The employee admitted that previously, utilizing patents to reduce sentences was very popular and useful, but now it is not so easy.

"I had a customer who obtained a patent but failed to get an abatement," said Wang.

Regulation loophole

Although China has a law regarding abatements for criminals who make a great contribution to society while in prison, there is no uniform regulation or detailed information specifying the types of patents that are relevant, the number of years that can be commuted and the application procedure.

For example, the High People's Court of Jiangsu Province released a regulation in 2005 stipulating that a prisoner who has a patent for an invention, two or more patents for utility models or three or more patents for designs could be seen as making a great contribution to society and apply for an abatement of their sentence.

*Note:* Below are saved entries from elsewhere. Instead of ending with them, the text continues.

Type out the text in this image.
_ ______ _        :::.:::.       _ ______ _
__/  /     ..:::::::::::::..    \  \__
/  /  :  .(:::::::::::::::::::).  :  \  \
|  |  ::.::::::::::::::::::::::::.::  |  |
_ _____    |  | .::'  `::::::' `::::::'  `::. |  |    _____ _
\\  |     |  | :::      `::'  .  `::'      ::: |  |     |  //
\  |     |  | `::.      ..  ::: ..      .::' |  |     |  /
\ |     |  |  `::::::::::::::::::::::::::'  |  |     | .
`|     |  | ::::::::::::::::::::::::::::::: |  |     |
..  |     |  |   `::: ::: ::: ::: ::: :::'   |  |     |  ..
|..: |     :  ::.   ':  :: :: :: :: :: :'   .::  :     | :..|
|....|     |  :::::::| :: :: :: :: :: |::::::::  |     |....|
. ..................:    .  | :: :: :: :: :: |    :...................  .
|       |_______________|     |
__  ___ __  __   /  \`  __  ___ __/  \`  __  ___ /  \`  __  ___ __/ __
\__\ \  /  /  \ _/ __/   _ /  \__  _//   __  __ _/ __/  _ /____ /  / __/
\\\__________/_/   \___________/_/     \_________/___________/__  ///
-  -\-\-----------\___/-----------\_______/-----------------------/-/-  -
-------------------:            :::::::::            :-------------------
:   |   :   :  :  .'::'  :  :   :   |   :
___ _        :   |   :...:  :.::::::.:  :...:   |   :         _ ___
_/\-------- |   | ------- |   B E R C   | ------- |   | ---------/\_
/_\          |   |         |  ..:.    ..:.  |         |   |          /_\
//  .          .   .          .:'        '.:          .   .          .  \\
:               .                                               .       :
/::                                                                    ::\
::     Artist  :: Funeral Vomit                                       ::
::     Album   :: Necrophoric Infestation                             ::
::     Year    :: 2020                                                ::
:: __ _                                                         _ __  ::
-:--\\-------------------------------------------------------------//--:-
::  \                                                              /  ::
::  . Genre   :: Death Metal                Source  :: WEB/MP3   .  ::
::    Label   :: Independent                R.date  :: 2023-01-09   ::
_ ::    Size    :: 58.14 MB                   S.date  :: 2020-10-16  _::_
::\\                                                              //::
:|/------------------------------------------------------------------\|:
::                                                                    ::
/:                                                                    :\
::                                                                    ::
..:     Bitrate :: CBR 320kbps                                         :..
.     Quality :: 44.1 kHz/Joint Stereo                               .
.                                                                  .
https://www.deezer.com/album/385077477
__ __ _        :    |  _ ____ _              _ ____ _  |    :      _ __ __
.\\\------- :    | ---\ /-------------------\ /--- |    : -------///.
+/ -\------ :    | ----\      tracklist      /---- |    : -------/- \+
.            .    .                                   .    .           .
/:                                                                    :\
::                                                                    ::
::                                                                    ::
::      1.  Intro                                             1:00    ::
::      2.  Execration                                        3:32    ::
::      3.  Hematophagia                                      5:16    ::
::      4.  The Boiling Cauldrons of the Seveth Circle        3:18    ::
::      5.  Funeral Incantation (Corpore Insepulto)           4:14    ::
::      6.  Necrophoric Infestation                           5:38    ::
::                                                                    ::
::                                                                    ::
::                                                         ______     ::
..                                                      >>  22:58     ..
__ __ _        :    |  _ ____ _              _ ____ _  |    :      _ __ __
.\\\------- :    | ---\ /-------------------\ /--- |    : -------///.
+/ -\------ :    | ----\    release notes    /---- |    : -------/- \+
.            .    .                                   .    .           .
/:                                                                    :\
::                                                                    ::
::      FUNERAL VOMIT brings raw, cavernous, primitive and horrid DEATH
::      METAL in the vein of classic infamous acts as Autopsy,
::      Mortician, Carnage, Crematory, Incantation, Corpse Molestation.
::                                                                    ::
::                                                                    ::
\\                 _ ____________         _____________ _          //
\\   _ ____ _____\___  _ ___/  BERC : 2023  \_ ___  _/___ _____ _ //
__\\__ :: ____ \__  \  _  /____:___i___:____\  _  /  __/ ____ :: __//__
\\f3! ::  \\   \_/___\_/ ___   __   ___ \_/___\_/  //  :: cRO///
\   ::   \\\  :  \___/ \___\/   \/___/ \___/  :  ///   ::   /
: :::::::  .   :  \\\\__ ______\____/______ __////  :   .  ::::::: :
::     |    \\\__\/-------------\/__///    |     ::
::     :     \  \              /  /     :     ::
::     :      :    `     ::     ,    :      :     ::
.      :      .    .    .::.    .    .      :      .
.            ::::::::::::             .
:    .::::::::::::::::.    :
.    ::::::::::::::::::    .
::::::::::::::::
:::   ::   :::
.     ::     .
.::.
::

"Inventions can be the basis for courts' decisions regarding commutation. However, the procedure is becoming stricter. The commutation should first require a trial, and the results of this should be made public," Zhou Rongqiang, a judge in Nanjing, Jiangsu Province, told the Global Times.

An employee at a Beijing prison said that prisoners can submit an application to the prison if they have an idea. After the prison has approved their idea, it will help them contact intellectual rights agencies to apply for patents, according to China National Radio.

Ye Jianmin, an official at a prison administration department in Ningbo, Zhejiang, said that there have been no such cases in his prison and that the prison has strict procedures governing applications for patents.

The loose management of the patent application process has caused this loophole to be exploited by unscrupulous agencies, violating both these agencies' professional ethics and relevant laws, said Xu.

People who try to reduce their sentences by buying patents are breaking the law and should be punished severely, Xu stressed.

The judicial department should better clarify its definition of a "great contribution" when it is used as the basis for criminal sentence reduction, nationally standardize the span of time that can be taken off sentences and strengthen the supervision of intellectual agencies, he added.